Die Studenten, die automatische Hinweise bekamen, verrichteten lediglich 59 Prozent der Tätigkeiten, auf die sie der Computer nicht hingewiesen hatte, und befolgten immerhin noch 65 Prozent der falschen Hinweise – obwohl die Meßintrumente richtig angezeigt hatten. Die andere Gruppe, die sich nur auf die Instrumente verlassen hatte, erfüllte ihre Aufgabe mit 97prozentiger Genauigkeit. Testpersonen, die von einem Computer unterstützt wurden, haben also keineswegs besser gearbeitet als die Gruppe, die sich ausschließlich auf die Meßinstrumente verlassen hatte. Skitka glaubt, daß wir Menschen Aufgaben delegieren, von denen wir meinen, daß sie nicht unsere volle Aufmerksamkeit benötigen – in diesem Fall an den Computer.

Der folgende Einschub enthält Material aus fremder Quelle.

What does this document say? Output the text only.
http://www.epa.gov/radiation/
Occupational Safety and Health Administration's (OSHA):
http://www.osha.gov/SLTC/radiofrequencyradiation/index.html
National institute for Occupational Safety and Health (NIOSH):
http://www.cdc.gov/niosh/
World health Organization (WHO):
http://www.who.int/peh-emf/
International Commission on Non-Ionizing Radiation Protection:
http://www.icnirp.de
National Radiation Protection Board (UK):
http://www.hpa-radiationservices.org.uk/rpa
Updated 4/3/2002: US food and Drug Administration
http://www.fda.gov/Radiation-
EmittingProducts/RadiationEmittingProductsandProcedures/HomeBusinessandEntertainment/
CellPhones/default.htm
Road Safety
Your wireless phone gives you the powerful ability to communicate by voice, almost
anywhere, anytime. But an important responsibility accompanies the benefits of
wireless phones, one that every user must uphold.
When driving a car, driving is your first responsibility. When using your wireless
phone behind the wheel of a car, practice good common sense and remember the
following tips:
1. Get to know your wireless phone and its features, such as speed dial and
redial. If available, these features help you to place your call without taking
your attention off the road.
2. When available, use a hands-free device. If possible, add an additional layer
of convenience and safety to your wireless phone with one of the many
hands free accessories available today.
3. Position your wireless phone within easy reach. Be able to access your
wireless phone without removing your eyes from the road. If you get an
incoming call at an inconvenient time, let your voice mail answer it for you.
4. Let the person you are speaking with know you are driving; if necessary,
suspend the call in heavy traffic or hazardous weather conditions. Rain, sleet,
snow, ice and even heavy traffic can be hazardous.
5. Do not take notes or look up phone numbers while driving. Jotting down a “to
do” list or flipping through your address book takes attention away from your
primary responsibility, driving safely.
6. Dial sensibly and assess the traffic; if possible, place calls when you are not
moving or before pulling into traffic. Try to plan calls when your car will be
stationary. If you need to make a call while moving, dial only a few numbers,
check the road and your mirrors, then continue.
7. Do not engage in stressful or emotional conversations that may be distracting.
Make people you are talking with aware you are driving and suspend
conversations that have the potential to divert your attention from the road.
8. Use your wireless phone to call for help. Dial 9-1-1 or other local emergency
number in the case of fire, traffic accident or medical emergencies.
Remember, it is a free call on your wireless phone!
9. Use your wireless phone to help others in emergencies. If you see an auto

Computersysteme, die in kritischen Situationen als Stütze herangezogen werden, sollten zuverlässiger sein als in diesem Experiment. Und Arbeiter in Nuklearanlagen sind wesentlich besser ausgebildet als die Testpersonen. "Aber trotzdem ist hier kein Platz für Selbstzufriedenheit", so Skitka. "Ich denke, hier ist durchaus Grund zur Besorgnis, vor allem, weil automatische Entscheidungshilfen immer dort angewendet werden, wo ein kleiner Fehler schon eine Katastrophe bedeuten kann."

Flugüberwachungscomputer gewinnen immer größere Bedeutung in der zivilen Luftfahrt. Mit Blick auf Skiktas Untersuchungen ein gefährlicher Trend. Sie ist nicht der Meinung, diese Technologie gehöre abgeschafft. Sie empfiehlt eher einen kritischen Umgang mit den automatischen Systemen und eine Beschränkung auf Situationen, in denen Fehler besonders gefährliche Folgen haben können. Denn vorangegangene Studien haben gezeigt, daß sich ständiges Vordenken bei Menschen auf die Konzentration auswirkt, diese also nachläßt.

Piloten dazu zu bringen, sich von ihrer Computerhilfe zu trennen, ist nicht einfach. "Piloten mögen neue Technologie", sagt John Mazor, Sprecher der Air Line Pilots Association International, Washington DC. Allerdings, sagt er, wird die richtige Balance zwischen Kontrolle durch den Piloten und durch automatische Systeme nach wie vor diskutiert.